Ultrasound-based radiomics model for predicting axillary lymph node metastasis of breast cancer.
Authors
Affiliations (3)
Affiliations (3)
- Department of Ultrasound, Second Affiliated Hospital of Anhui Medical University, No. 678 Furong Road, Hefei, Anhui, 230601, China.
- Department of Ultrasound, Second Affiliated Hospital of Anhui Medical University, No. 678 Furong Road, Hefei, Anhui, 230601, China. [email protected].
- Department of Ultrasound, Second Affiliated Hospital of Anhui Medical University, No. 678 Furong Road, Hefei, Anhui, 230601, China. [email protected].
Abstract
This study aims to explore the impact of different ROI delineation strategies on the axillary lymph nodes metastasis (ALNM) prediction model by analyzing two-dimensional ultrasound images of lymph nodes. In addition, we integrated clinical and pathological information to construct a comprehensive model, and based on this model, developed a nomogram for individualized assessment of the probability of ALNM. A total of 146 axillary lymph nodes were randomly divided into a training set and a testing set at a ratio of 8:2. Clinical and pathological features were selected using univariate and multivariate logistic regression analyses, followed by the construction of a clinical prediction model.

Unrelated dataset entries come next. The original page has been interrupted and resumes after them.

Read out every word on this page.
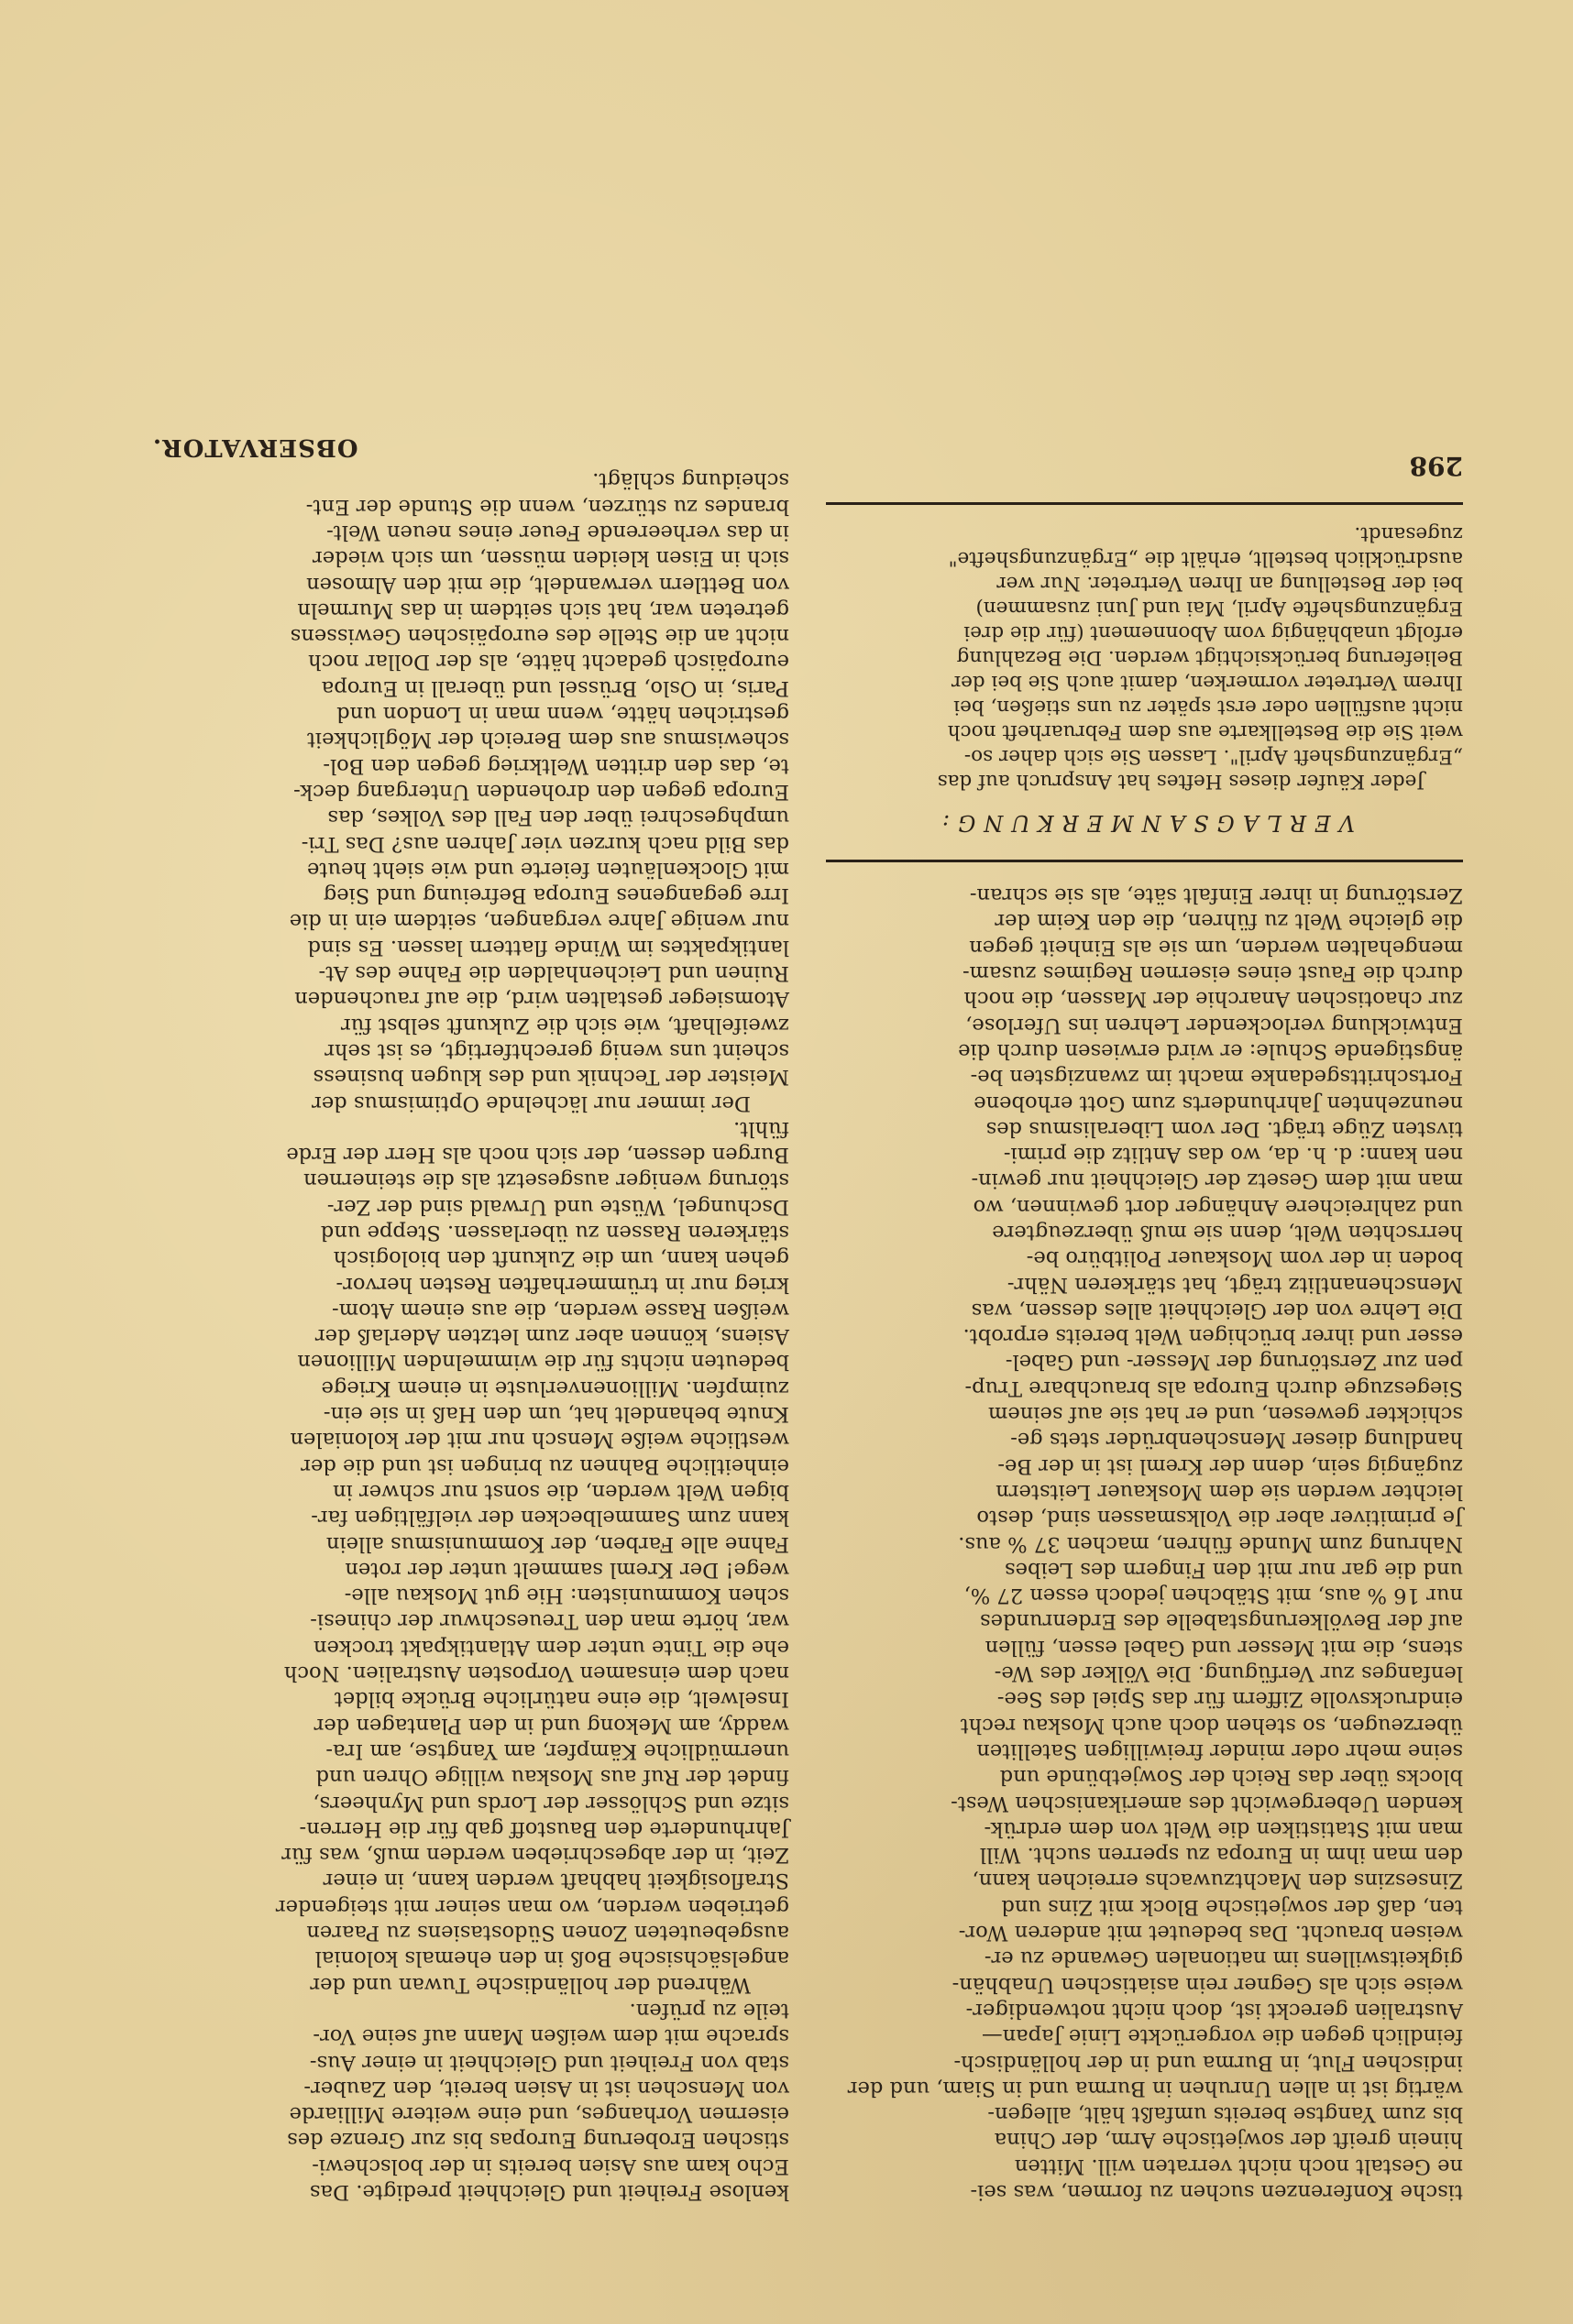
tische Konferenzen suchen zu formen, was sei-
ne Gestalt noch nicht verraten will. Mitten
hinein greift der sowjetische Arm, der China
bis zum Yangtse bereits umfaßt hält, allegen-
wärtig ist in allen Unruhen in Burma und in Siam, und der
indischen Flut, in Burma und in der holländisch-
feindlich gegen die vorgerückte Linie Japan—
Australien gereckt ist, doch nicht notwendiger-
weise sich als Gegner rein asiatischen Unabhän-
gigkeitswillens im nationalen Gewande zu er-
weisen braucht. Das bedeutet mit anderen Wor-
ten, daß der sowjetische Block mit Zins und
Zinseszins den Machtzuwachs erreichen kann,
den man ihm in Europa zu sperren sucht. Will
man mit Statistiken die Welt von dem erdrük-
kenden Uebergewicht des amerikanischen West-
blocks über das Reich der Sowjetbünde und
seine mehr oder minder freiwilligen Satelliten
überzeugen, so stehen doch auch Moskau recht
eindrucksvolle Ziffern für das Spiel des See-
lenfanges zur Verfügung. Die Völker des We-
stens, die mit Messer und Gabel essen, füllen
auf der Bevölkerungstabelle des Erdenrundes
nur 16 % aus, mit Stäbchen jedoch essen 27 %,
und die gar nur mit den Fingern des Leibes
Nahrung zum Munde führen, machen 37 % aus.
Je primitiver aber die Volksmassen sind, desto
leichter werden sie dem Moskauer Leitstern
zugängig sein, denn der Kreml ist in der Be-
handlung dieser Menschenbrüder stets ge-
schickter gewesen, und er hat sie auf seinem
Siegeszuge durch Europa als brauchbare Trup-
pen zur Zerstörung der Messer- und Gabel-
esser und ihrer brüchigen Welt bereits erprobt.
Die Lehre von der Gleichheit alles dessen, was
Menschenantlitz trägt, hat stärkeren Nähr-
boden in der vom Moskauer Politbüro be-
herrschten Welt, denn sie muß überzeugtere
und zahlreichere Anhänger dort gewinnen, wo
man mit dem Gesetz der Gleichheit nur gewin-
nen kann: d. h. da, wo das Antlitz die primi-
tivsten Züge trägt. Der vom Liberalismus des
neunzehnten Jahrhunderts zum Gott erhobene
Fortschrittsgedanke macht im zwanzigsten be-
ängstigende Schule: er wird erwiesen durch die
Entwicklung verlockender Lehren ins Uferlose,
zur chaotischen Anarchie der Massen, die noch
durch die Faust eines eisernen Regimes zusam-
mengehalten werden, um sie als Einheit gegen
die gleiche Welt zu führen, die den Keim der
Zerstörung in ihrer Einfalt säte, als sie schran-

VERLAGSANMERKUNG:

Jeder Käufer dieses Heftes hat Anspruch auf das
„Ergänzungsheft April". Lassen Sie sich daher so-
weit Sie die Bestellkarte aus dem Februarheft noch
nicht ausfüllen oder erst später zu uns stießen, bei
Ihrem Vertreter vormerken, damit auch Sie bei der
Belieferung berücksichtigt werden. Die Bezahlung
erfolgt unabhängig vom Abonnement (für die drei
Ergänzungshefte April, Mai und Juni zusammen)
bei der Bestellung an Ihren Vertreter. Nur wer
ausdrücklich bestellt, erhält die „Ergänzungshefte"
zugesandt.

298

kenlose Freiheit und Gleichheit predigte. Das
Echo kam aus Asien bereits in der bolschewi-
stischen Eroberung Europas bis zur Grenze des
eisernen Vorhanges, und eine weitere Milliarde
von Menschen ist in Asien bereit, den Zauber-
stab von Freiheit und Gleichheit in einer Aus-
sprache mit dem weißen Mann auf seine Vor-
teile zu prüfen.

Während der holländische Tuwan und der
angelsächsische Boß in den ehemals kolonial
ausgebeuteten Zonen Südostasiens zu Paaren
getrieben werden, wo man seiner mit steigender
Straflosigkeit habhaft werden kann, in einer
Zeit, in der abgeschrieben werden muß, was für
Jahrhunderte den Baustoff gab für die Herren-
sitze und Schlösser der Lords und Mynheers,
findet der Ruf aus Moskau willige Ohren und
unermüdliche Kämpfer, am Yangtse, am Ira-
waddy, am Mekong und in den Plantagen der
Inselwelt, die eine natürliche Brücke bildet
nach dem einsamen Vorposten Australien. Noch
ehe die Tinte unter dem Atlantikpakt trocken
war, hörte man den Treueschwur der chinesi-
schen Kommunisten: Hie gut Moskau alle-
wege! Der Kreml sammelt unter der roten
Fahne alle Farben, der Kommunismus allein
kann zum Sammelbecken der vielfältigen far-
bigen Welt werden, die sonst nur schwer in
einheitliche Bahnen zu bringen ist und die der
westliche weiße Mensch nur mit der kolonialen
Knute behandelt hat, um den Haß in sie ein-
zuimpfen. Millionenverluste in einem Kriege
bedeuten nichts für die wimmelnden Millionen
Asiens, können aber zum letzten Aderlaß der
weißen Rasse werden, die aus einem Atom-
krieg nur in trümmerhaften Resten hervor-
gehen kann, um die Zukunft den biologisch
stärkeren Rassen zu überlassen. Steppe und
Dschungel, Wüste und Urwald sind der Zer-
störung weniger ausgesetzt als die steinernen
Burgen dessen, der sich noch als Herr der Erde
fühlt.

Der immer nur lächelnde Optimismus der
Meister der Technik und des klugen business
scheint uns wenig gerechtfertigt, es ist sehr
zweifelhaft, wie sich die Zukunft selbst für
Atomsieger gestalten wird, die auf rauchenden
Ruinen und Leichenhalden die Fahne des At-
lantikpaktes im Winde flattern lassen. Es sind
nur wenige Jahre vergangen, seitdem ein in die
Irre gegangenes Europa Befreiung und Sieg
mit Glockenläuten feierte und wie sieht heute
das Bild nach kurzen vier Jahren aus? Das Tri-
umphgeschrei über den Fall des Volkes, das
Europa gegen den drohenden Untergang deck-
te, das den dritten Weltkrieg gegen den Bol-
schewismus aus dem Bereich der Möglichkeit
gestrichen hätte, wenn man in London und
Paris, in Oslo, Brüssel und überall in Europa
europäisch gedacht hätte, als der Dollar noch
nicht an die Stelle des europäischen Gewissens
getreten war, hat sich seitdem in das Murmeln
von Bettlern verwandelt, die mit den Almosen
sich in Eisen kleiden müssen, um sich wieder
in das verheerende Feuer eines neuen Welt-
brandes zu stürzen, wenn die Stunde der Ent-
scheidung schlägt.

OBSERVATOR.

Radiomic features were extracted from both the internal and surrounding regions of the two-dimensional ultrasound images of the axillary lymph nodes. The least absolute shrinkage and selection operator (LASSO) algorithm was then used to select and retain the optimal features, followed by the construction of a radiomic prediction model. A combined prediction model was developed by integrating the clinical and radiomic models, and a nomogram was created for the combined prediction model. The clinical status of axillary lymph nodes was an independent predictor for metastasis. The clinical prediction model based on the status of axillary lymph nodes achieved an AUC of 0.728 in the testing set. The radiomic prediction model based on the LASSO logistic regression algorithm with a 1 mm extended region had the highest AUC of 0.856 in the testing set. The combined prediction model integrating the clinical and optimal radiomic models achieved an AUC of 0.841 in the testing set, with a sensitivity of 77.4% and an accuracy of 79.5%. This combined model outperformed the individual clinical and radiomic models and was more effective in predicting axillary lymph node metastasis. This study developed a predictive model for ALNM based on ultrasound images of ALNs and their peripheral extended regions. The results demonstrated that the combined model incorporating both the lymph node and a 1-mm peripheral extension yielded the best predictive performance. Furthermore, a comprehensive integrated model was established by incorporating clinical and pathological characteristics, which effectively enhanced the prediction of ALNM.